Market Trends of Global Orphan Drugs Industry
This section covers the major market trends shaping the Orphan Drugs Market according to our research experts:
Neurology Segment is Anticipated to Witness Growth Over the Forecast Period
Neurological disorders make up nearly half of these rare diseases. Due to the lack of screening tests, diagnostic genomic sequencing, and specialized clinical expertise, rare central nervous system (CNS) disorders are frequently challenging to identify and treat. There are about 5,000-8,000 rare diseases. Some neurological disorders include reflex sympathetic dystrophy syndrome, Battaglia-Neri syndrome, Creutzfeldt Jakob Disease, agnosia, Aicardi syndrome, and Aicardi-Goutieres syndrome. As per the report titled "Prevalence and incidence of rare diseases: Bibliographic data", published in January 2022, the prevalence of chronic inflammatory demyelinating polyneuropathy is 3.7 in Europe. However, the diagnosis of rare neurological diseases involves several barricades, such as a lack of awareness about rare neurological diseases within the population. Rare diseases are creating huge healthcare and economic burden worldwide.

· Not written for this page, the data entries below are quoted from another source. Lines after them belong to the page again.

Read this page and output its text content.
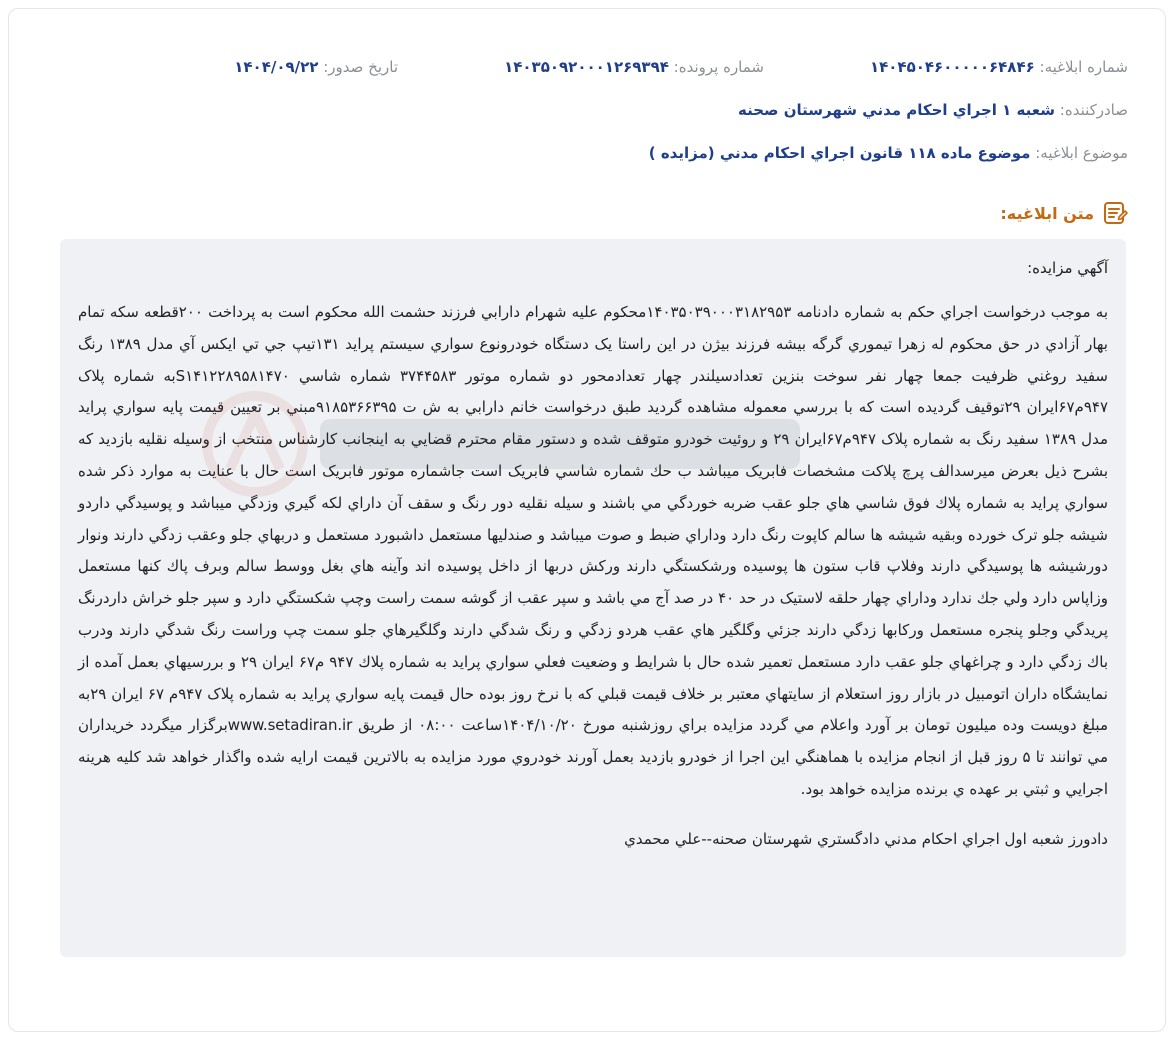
شماره ابلاغيه: ۱۴۰۴۵۰۴۶۰۰۰۰۰۶۴۸۴۶
شماره پرونده: ۱۴۰۳۵۰۹۲۰۰۰۱۲۶۹۳۹۴
تاريخ صدور: ۱۴۰۴/۰۹/۲۲
صادرکننده: شعبه ۱ اجراي احکام مدني شهرستان صحنه
موضوع ابلاغيه: موضوع ماده ۱۱۸ قانون اجراي احکام مدني (مزايده )
متن ابلاغيه:
آگهي مزايده:

به موجب درخواست اجراي حکم به شماره دادنامه ۱۴۰۳۵۰۳۹۰۰۰۳۱۸۲۹۵۳محکوم عليه شهرام دارابي فرزند حشمت الله محکوم است به پرداخت ۲۰۰قطعه سکه تمام بهار آزادي در حق محکوم له زهرا تيموري گرگه بيشه فرزند بيژن در اين راستا يک دستگاه خودرونوع سواري سيستم پرايد ۱۳۱تيپ جي تي ايکس آي مدل ۱۳۸۹ رنگ سفيد روغني ظرفيت جمعا چهار نفر سوخت بنزين تعدادسيلندر چهار تعدادمحور دو شماره موتور ۳۷۴۴۵۸۳ شماره شاسي S۱۴۱۲۲۸۹۵۸۱۴۷۰به شماره پلاک ۹۴۷م۶۷ايران ۲۹توقيف گرديده است که با بررسي معموله مشاهده گرديد طبق درخواست خانم دارابي به ش ت ۹۱۸۵۳۶۶۳۹۵مبني بر تعيين قيمت پايه سواري پرايد مدل ۱۳۸۹ سفيد رنگ به شماره پلاک ۹۴۷م۶۷ايران ۲۹ و روئيت خودرو متوقف شده و دستور مقام محترم قضايي به اينجانب کارشناس منتخب از وسيله نقليه بازديد که بشرح ذيل بعرض ميرسدالف پرچ پلاکت مشخصات فابريک ميباشد ب حك شماره شاسي فابريک است جاشماره موتور فابريک است حال با عنايت به موارد ذکر شده سواري پرايد به شماره پلاك فوق شاسي هاي جلو عقب ضربه خوردگي مي باشند و سيله نقليه دور رنگ و سقف آن داراي لکه گيري وزدگي ميباشد و پوسيدگي داردو شيشه جلو ترک خورده وبقيه شيشه ها سالم کاپوت رنگ دارد وداراي ضبط و صوت ميباشد و صندليها مستعمل داشبورد مستعمل و دربهاي جلو وعقب زدگي دارند ونوار دورشيشه ها پوسيدگي دارند وفلاپ قاب ستون ها پوسيده ورشکستگي دارند ورکش دربها از داخل پوسيده اند وآينه هاي بغل ووسط سالم وبرف پاك كنها مستعمل وزاپاس دارد ولي جك ندارد وداراي چهار حلقه لاستيک در حد ۴۰ در صد آج مي باشد و سپر عقب از گوشه سمت راست وچپ شکستگي دارد و سپر جلو خراش داردرنگ پريدگي وجلو پنجره مستعمل ورکابها زدگي دارند جزئي وگلگير هاي عقب هردو زدگي و رنگ شدگي دارند وگلگيرهاي جلو سمت چپ وراست رنگ شدگي دارند ودرب باك زدگي دارد و چراغهاي جلو عقب دارد مستعمل تعمير شده حال با شرايط و وضعيت فعلي سواري پرايد به شماره پلاك ۹۴۷ م۶۷ ايران ۲۹ و بررسيهاي بعمل آمده از نمايشگاه داران اتومبيل در بازار روز استعلام از سايتهاي معتبر بر خلاف قيمت قبلي كه با نرخ روز بوده حال قيمت پايه سواري پرايد به شماره پلاک ۹۴۷م ۶۷ ايران ۲۹به مبلغ دويست وده ميليون تومان بر آورد واعلام مي گردد مزايده براي روزشنبه مورخ ۱۴۰۴/۱۰/۲۰ساعت ۰۸:۰۰ از طريق www.setadiran.irبرگزار ميگردد خريداران مي توانند تا ۵ روز قبل از انجام مزايده با هماهنگي اين اجرا از خودرو بازديد بعمل آورند خودروي مورد مزايده به بالاترين قيمت ارايه شده واگذار خواهد شد کليه هرينه اجرايي و ثبتي بر عهده ي برنده مزايده خواهد بود.

دادورز شعبه اول اجراي احکام مدني دادگستري شهرستان صحنه--علي محمدي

The National Organization for Rare Disorders (NORD) data updated in June 2020 estimates that there are more than 7,000 rare diseases that are affecting more than 30 million Americans. In addition, about one-third of these are thought to include neurological components and symptoms. Additionally, as per the data published by the Center for Rare Neurological Disease Research in January 2021, rare neurological diseases affect approximately 200,000 individuals in the United States. Thus, the growing burden of rare neurological diseases drives the demand for orphan drugs.
According to the study titled "Using four decades of FDA orphan drug designations to describe trends in rare disease drug development: substantial growth seen in the development of drugs for rare oncologic, neurologic, and pediatric-onset diseases" published in the Orphanet of the Rare Diseases in July 2021, oncology (1910, 37%), neurology (674, 13%), and infectious diseases (436, 9%) were the top three therapeutic categories represented in the orphan drug designations.
Moreover, the growing approval of the Food and Drug Administration (FDA) for the orphan drug is anticipated to boost the segment growth. For Instance, in November 2021, PharmaTher Holdings Ltd. to receive Orphan Drug Designation ('ODD') for ketamine to treat Status Epilepticus, a rare neurological disorder requiring emergency treatment for a seizure.
Thus, all aforementioned factors are expected to boost the segment growth over the forecast period.
North America Dominates the Market and Expected to do the same in the Forecast Period
North America currently dominates the market for orphan drugs and is expected to continue its stronghold for a few more years. In the North American region, the United States holds the largest market share. One of the reasons for market growth is that in the United States, a drug-designated orphan drug status receives seven years of marketing exclusivity upon FDA approval for a specific indication, tax credits, and user fee waiver.
Furthermore, rare diseases are found in around 30 million Americans, according to data updated in May 2022 by the Genetic and Rare Diseases Information Center (GARD), and 3.1 million Canadians, according to the Canadian Organization for Rare Disorders (CORD) 2021 update. Due to the high prevalence in America, the government has provided support for patients with rare diseases through research grants and funds. With only 5% of rare diseases having FDA-approved treatment, the NIH has provided USD 31 million in grants to study rare diseases between 2019 and 2020. Similarly, in October 2020, the Food and Drug Administration (FDA) carried out the Orphan Drug Act and awarded over USD 16 million for six clinical trial research studies to industry and academia for the next four years.
Moreover, a growing number of drugs with the orphan drug designation is anticipated to boost the market growth. For instance, in June 2020, Agios Pharmaceuticals Inc., received the United States Food and Drug Administration (FDA) orphan drug designation for their pipeline candidate of Mitapivat for the treatment of Thalassemia. In May 2020, AstraZeneca Plc and Daiichi Sankyo Company received United States Food and Drug Administration (FDA) orphan drug designation for Enhertu (Trastuzumab deruxtecan) for the treatment of patients with gastric cancer, including gastroesophageal junction cancer.
Therefore, owing to the factors mentioned above the orphan drugs market is anticipated to grow in the North American region.